Ingredients

  • 8 ounces mascarpone cheese, softened
  • 8 ounces cream cheese, softened
  • 1 cup basil pesto (drained of excess liquid)
  • 1 cup sun-dried tomato pesto (drained of excess liquid)
  • 2 tablespoons pine nuts, toasted
  • 1 sprig fresh basil
  • cracker, and toasted baguette slices

Method

  • In a mixer or with wooden spoon, blend softened cheeses until smooth.
  • Line a 7-inch loaf pan with enough dampened cheese cloth to hang over each side of the pan.
  • With moist spatula, spread 1/3 cheese mixture in pan until evenly covered.
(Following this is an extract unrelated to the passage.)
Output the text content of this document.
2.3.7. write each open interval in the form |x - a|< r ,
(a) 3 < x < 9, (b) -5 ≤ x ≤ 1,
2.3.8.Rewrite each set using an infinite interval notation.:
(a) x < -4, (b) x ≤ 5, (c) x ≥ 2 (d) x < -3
Top with basil pesto, careful not to blend with cheese.
  • Top with 1/3 cheese mixture by dropping small spoonfuls over previous layer and carefully spreading.
  • Then spread the sun-dried tomato pesto and top with the remaining 1/3 of cheese mixture until evenly covered.
  • Fold cheese cloth over top of cheese.
  • Wrap in foil and refrigerate overnight.
  • To serve, remove foil and cheese cloth carefully and invert onto serving platter.
  • Top with pine nuts and fresh basil sprig.
  • Serve at room temperature with plain crackers and toasted baguette slices.